At the beginning of the last century, when a person imagined the city of the future, as this little picture from the Hamburg Postcard Museum shows, the cities had a different appearance than today.
When this future fantasy of the Stollwerck series was born, many workers had to work up to 17 hours a day, their numerous children up to 12 hours. The money earned was only enough for food with luck. Most of the city’s inhabitants were in bad shape during this time. Many emigrated and tried their luck elsewhere. Great hopes often lay in emigration to America.
The first apartment buildings were built in the cities
Many people were now living in apartment buildings. In Berlin the first multi-storey apartment buildings have already been built.
The many children played in the narrow backyards on the street. The apartments were so hopelessly cramped that illness and death were permanent guests.
There has never been car traffic like today. The streets of the big cities were nevertheless busy: with carriages and horse-drawn carriages.
The cities with the highest number of inhabitants were Berlin, Hamburg and Dresden. At that time, London was with 3 million inhabitants the biggest city of Europe.
At that time most people lived in the countryside. However, more and more of them moved to the city in search of better living conditions and soon reversed this relationship.

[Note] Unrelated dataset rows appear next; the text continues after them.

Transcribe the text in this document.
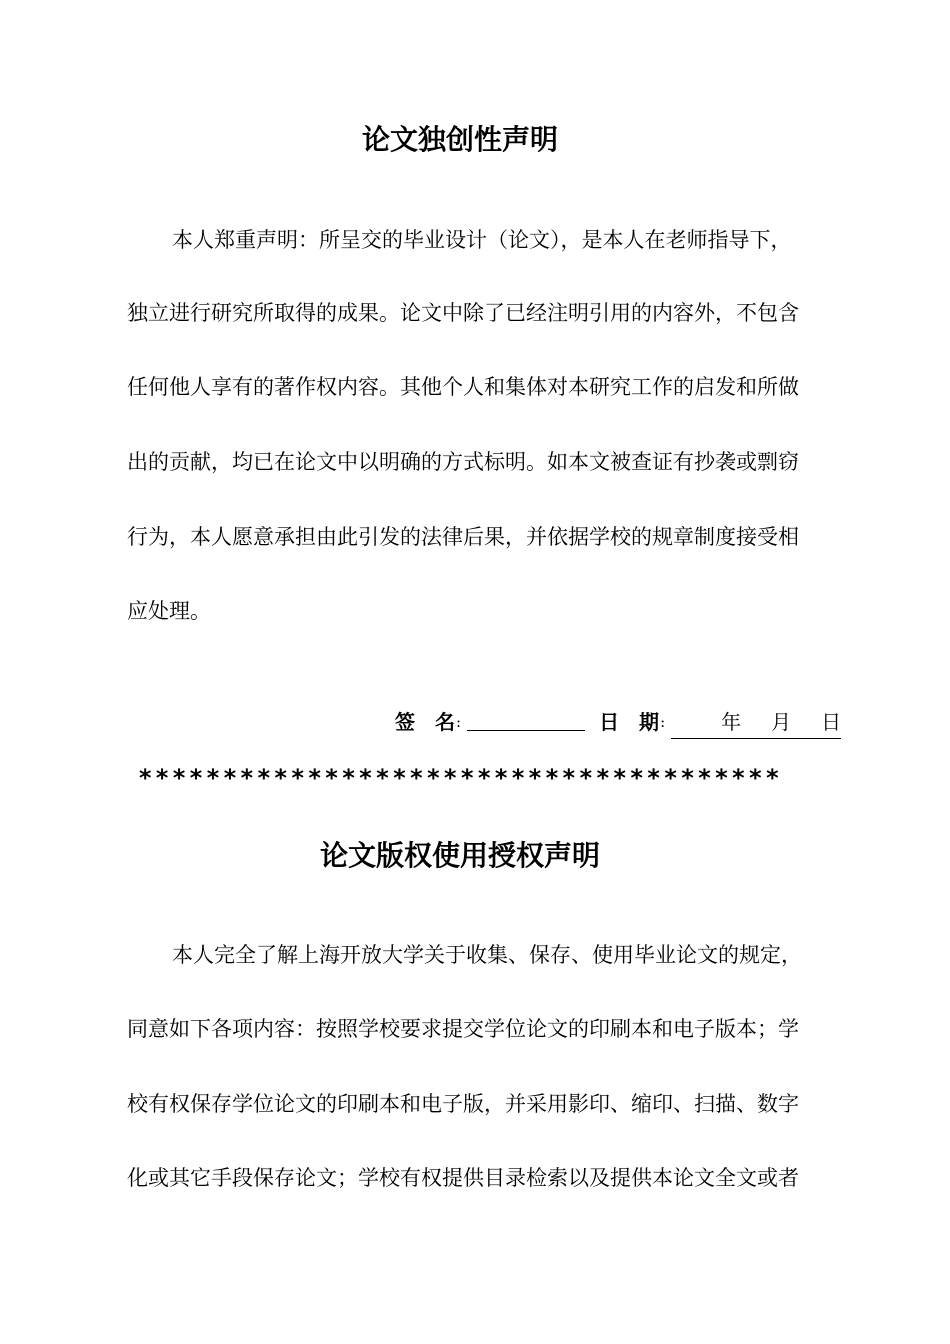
论文独创性声明
本人郑重声明：所呈交的毕业设计（论文），是本人在老师指导下，
独立进行研究所取得的成果。论文中除了已经注明引用的内容外，不包含
任何他人享有的著作权内容。其他个人和集体对本研究工作的启发和所做
出的贡献，均已在论文中以明确的方式标明。如本文被查证有抄袭或剽窃
行为，本人愿意承担由此引发的法律后果，并依据学校的规章制度接受相
应处理。
签　名:	日　期:	年 月 日
**************************************
论文版权使用授权声明
本人完全了解上海开放大学关于收集、保存、使用毕业论文的规定，
同意如下各项内容：按照学校要求提交学位论文的印刷本和电子版本；学
校有权保存学位论文的印刷本和电子版，并采用影印、缩印、扫描、数字
化或其它手段保存论文；学校有权提供目录检索以及提供本论文全文或者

Even today, cities are still a motor for interests, exchange, innovation, hope and conflict.
The advancing urbanization divides the world – into a small rural and a large urban population.
Cities are becoming the dividing line between different milieus. Due to the rise in the cost of living within cities, increasingly only high earners can afford housing.

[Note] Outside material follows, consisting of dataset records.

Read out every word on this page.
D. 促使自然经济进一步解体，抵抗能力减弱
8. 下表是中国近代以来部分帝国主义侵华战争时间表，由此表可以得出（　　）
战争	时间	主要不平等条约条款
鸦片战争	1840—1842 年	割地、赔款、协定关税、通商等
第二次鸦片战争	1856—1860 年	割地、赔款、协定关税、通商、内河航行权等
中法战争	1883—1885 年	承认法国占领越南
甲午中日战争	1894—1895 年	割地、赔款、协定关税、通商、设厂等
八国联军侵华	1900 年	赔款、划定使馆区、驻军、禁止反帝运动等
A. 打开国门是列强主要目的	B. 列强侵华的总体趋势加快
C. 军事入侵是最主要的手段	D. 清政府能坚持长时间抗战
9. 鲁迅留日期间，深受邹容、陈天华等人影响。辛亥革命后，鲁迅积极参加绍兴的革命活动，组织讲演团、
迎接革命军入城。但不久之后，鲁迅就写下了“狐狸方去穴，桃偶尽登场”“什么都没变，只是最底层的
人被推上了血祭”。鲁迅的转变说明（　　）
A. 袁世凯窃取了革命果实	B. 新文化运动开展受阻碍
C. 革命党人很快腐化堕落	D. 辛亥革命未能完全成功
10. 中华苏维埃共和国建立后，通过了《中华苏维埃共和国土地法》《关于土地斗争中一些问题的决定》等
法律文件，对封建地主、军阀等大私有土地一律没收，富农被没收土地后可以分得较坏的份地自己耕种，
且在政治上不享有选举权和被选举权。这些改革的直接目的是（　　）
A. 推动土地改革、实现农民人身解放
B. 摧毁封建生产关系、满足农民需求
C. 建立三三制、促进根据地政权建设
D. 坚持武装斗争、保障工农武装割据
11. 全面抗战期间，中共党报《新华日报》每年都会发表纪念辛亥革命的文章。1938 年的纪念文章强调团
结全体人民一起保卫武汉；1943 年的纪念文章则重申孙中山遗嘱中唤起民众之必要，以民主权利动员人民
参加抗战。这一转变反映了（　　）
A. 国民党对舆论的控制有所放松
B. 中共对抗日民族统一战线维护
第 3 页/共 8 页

Those who have less money are being pushed out of the city and into the countryside. Paradoxically, it is precisely the less affluent who have to bear high mobility costs – usually a car for each family member – as environmentally friendly mobility is reserved for cities.
Cities are the global living space of the future.

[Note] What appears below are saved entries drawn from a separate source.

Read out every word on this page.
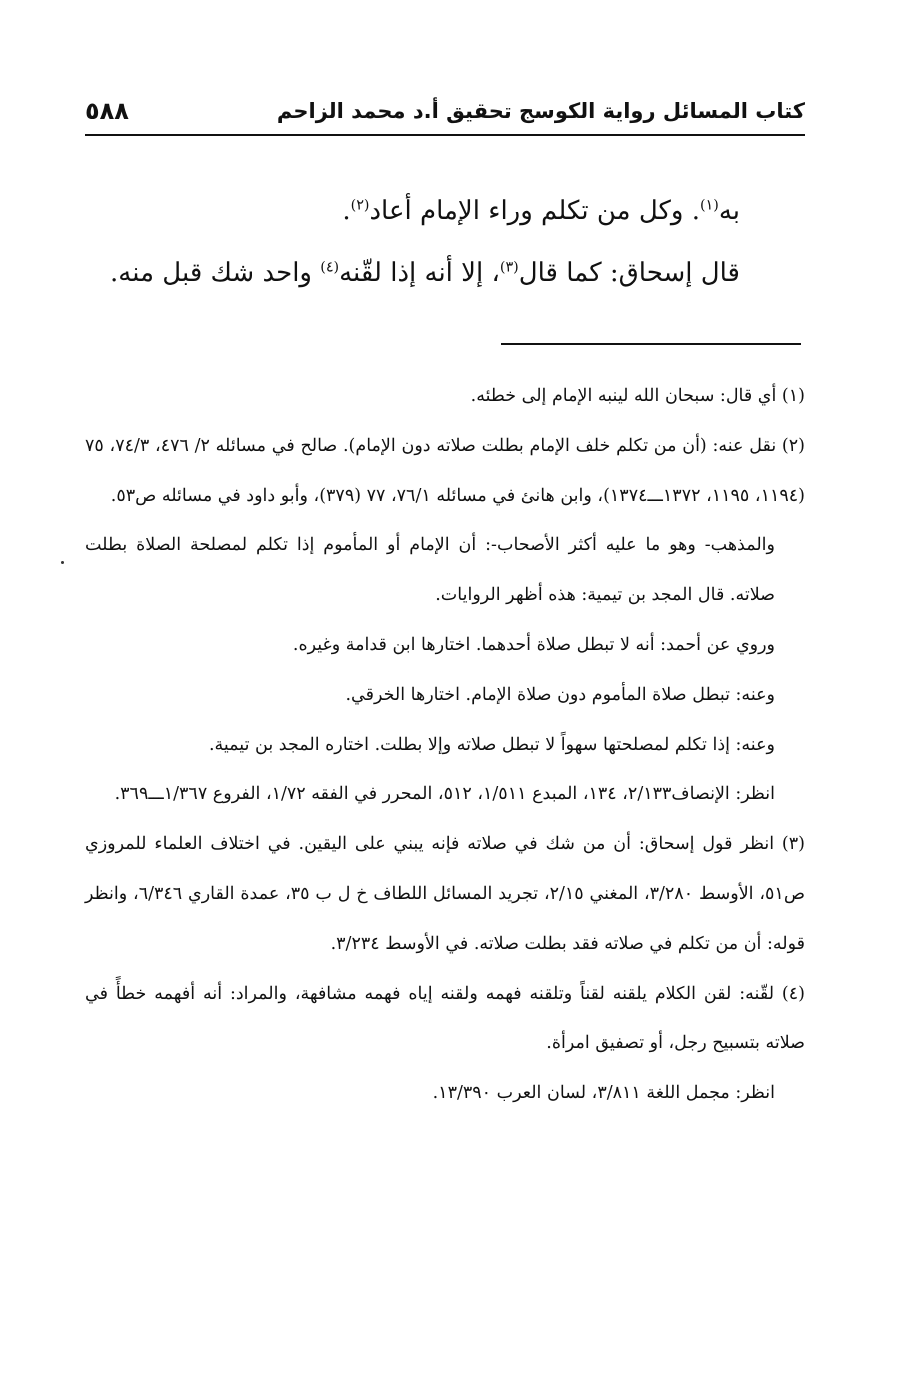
كتاب المسائل رواية الكوسج تحقيق أ.د محمد الزاحم
٥٨٨

به$^{(١)}$. وكل من تكلم وراء الإمام أعاد$^{(٢)}$.

قال إسحاق: كما قال$^{(٣)}$، إلا أنه إذا لقّنه$^{(٤)}$ واحد شك قبل منه.

(١) أي قال: سبحان الله لينبه الإمام إلى خطئه.

(٢) نقل عنه: (أن من تكلم خلف الإمام بطلت صلاته دون الإمام). صالح في مسائله ٢/ ٤٧٦، ٧٤/٣، ٧٥ (١١٩٤، ١١٩٥، ١٣٧٢ـــ١٣٧٤)، وابن هانئ في مسائله ٧٦/١، ٧٧ (٣٧٩)، وأبو داود في مسائله ص٥٣.

والمذهب- وهو ما عليه أكثر الأصحاب-: أن الإمام أو المأموم إذا تكلم لمصلحة الصلاة بطلت صلاته. قال المجد بن تيمية: هذه أظهر الروايات.

وروي عن أحمد: أنه لا تبطل صلاة أحدهما. اختارها ابن قدامة وغيره.

وعنه: تبطل صلاة المأموم دون صلاة الإمام. اختارها الخرقي.

وعنه: إذا تكلم لمصلحتها سهواً لا تبطل صلاته وإلا بطلت. اختاره المجد بن تيمية.

انظر: الإنصاف٢/١٣٣، ١٣٤، المبدع ١/٥١١، ٥١٢، المحرر في الفقه ١/٧٢، الفروع ١/٣٦٧ـــ٣٦٩.

(٣) انظر قول إسحاق: أن من شك في صلاته فإنه يبني على اليقين. في اختلاف العلماء للمروزي ص٥١، الأوسط ٣/٢٨٠، المغني ٢/١٥، تجريد المسائل اللطاف خ ل ب ٣٥، عمدة القاري ٦/٣٤٦، وانظر قوله: أن من تكلم في صلاته فقد بطلت صلاته. في الأوسط ٣/٢٣٤.

(٤) لقّنه: لقن الكلام يلقنه لقناً وتلقنه فهمه ولقنه إياه فهمه مشافهة، والمراد: أنه أفهمه خطأً في صلاته بتسبيح رجل، أو تصفيق امرأة.

انظر: مجمل اللغة ٣/٨١١، لسان العرب ١٣/٣٩٠.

By 2050, the United Nations predicts that almost 70 percent of the world’s population will live in cities. “Quality of life” is the magic word for this trend, which is continuing unabated and will create an enormous imbalance in the global structure.
Metropolitan areas will be confronted with desolate landscapes, as people continue to be drawn to the metropolises in search of quality of life in the form of work, prosperity and self-realization.
Cities today are highly complex entities of layers and structures that are interwoven and mutually dependent. They are development centres and test laboratories, giving birth to megatrends.
In Germany, around 75 percent of the population lives in cities or conurbations. In 1800, about a hundred years before this picture was taken, it was only 25 percent.
Before industrialisation, the cities had the appearance of medieval centres of activity and have since grown into modern locations for production and logistics. As home for the creative class, they are still ranked number 1.
Continue building without land loss.
Moving into the city means immense challenges for the infrastructure and building stock. How to continue to build and offer the residents living space? More and more “redensification” is taking place, i.e. building on old stock because there is no more room for new buildings. There is talk of hybrid use – as in Tokyo – in which residential extensions are built on flat roofs, multi-storey car parks and buildings of all kinds.
The city as a voracious environmental burden
In terms of area, cities cover only two percent of the earth’s surface, but consume 75 percent of the energy required worldwide and produce 80 percent of all greenhouse gases.
The city as a place of collaboration – bottom up instead of top down.
More and more citizens who grew up with the Internet are living in cities. Sharing, exchanging and participating is part of their everyday life. The increasing networking of people also influences urban life. Assemblies, car-sharing models, urban gardening, co-working spaces are all urban ideas and models.
With less and less assets in the city coffers, the importance of the residents as active urban designers is becoming increasingly important. They are crowdfunders, found startups and launch cultural projects. In the process they become designers of their cities.
Cities with a lot of grey hair
For Germany, the Federal Statistical Office predicts that more than 30 percent of the total population will be 65 years and older by 2050. The city will have to adjust to this amount of old people who are demanding quality of life. Completely new supply and mobility concepts will emerge. The city will have to be designed in such a way that care and service will continue to be possible regardless of physical or mental impairment.
Silver flat-sharing communities
Nobody likes to be lonely! This is why completely new forms of housing will be established in the cities. Integrative homes for young and old, offering opportunities for exchange and contact. Flat-sharing communities of older people who support each other – many things are conceivable. One thing is certain: these old people do not want to retire. They are fitter than generations before them and are full of energy, even in old age, and still long for a life with substance. Already today, one can observe that they are becoming the target group for advertising.
So many years lie between urban past and urban future. The world has turned and changed. Some urban problems have been solved, new ones have been added and some are unsolved – such as cramped housing.
Living space and space – there is a lot of that in the country.
Against this background it is not surprising that there is the utopia of the village with the luminosity of a city.
Is this possible – rural life – with the quality of life and opportunities of a city? What are the prerequisites for a counter-trend to urbanisation?
What is necessary to attract creative and energetic people back – to the village?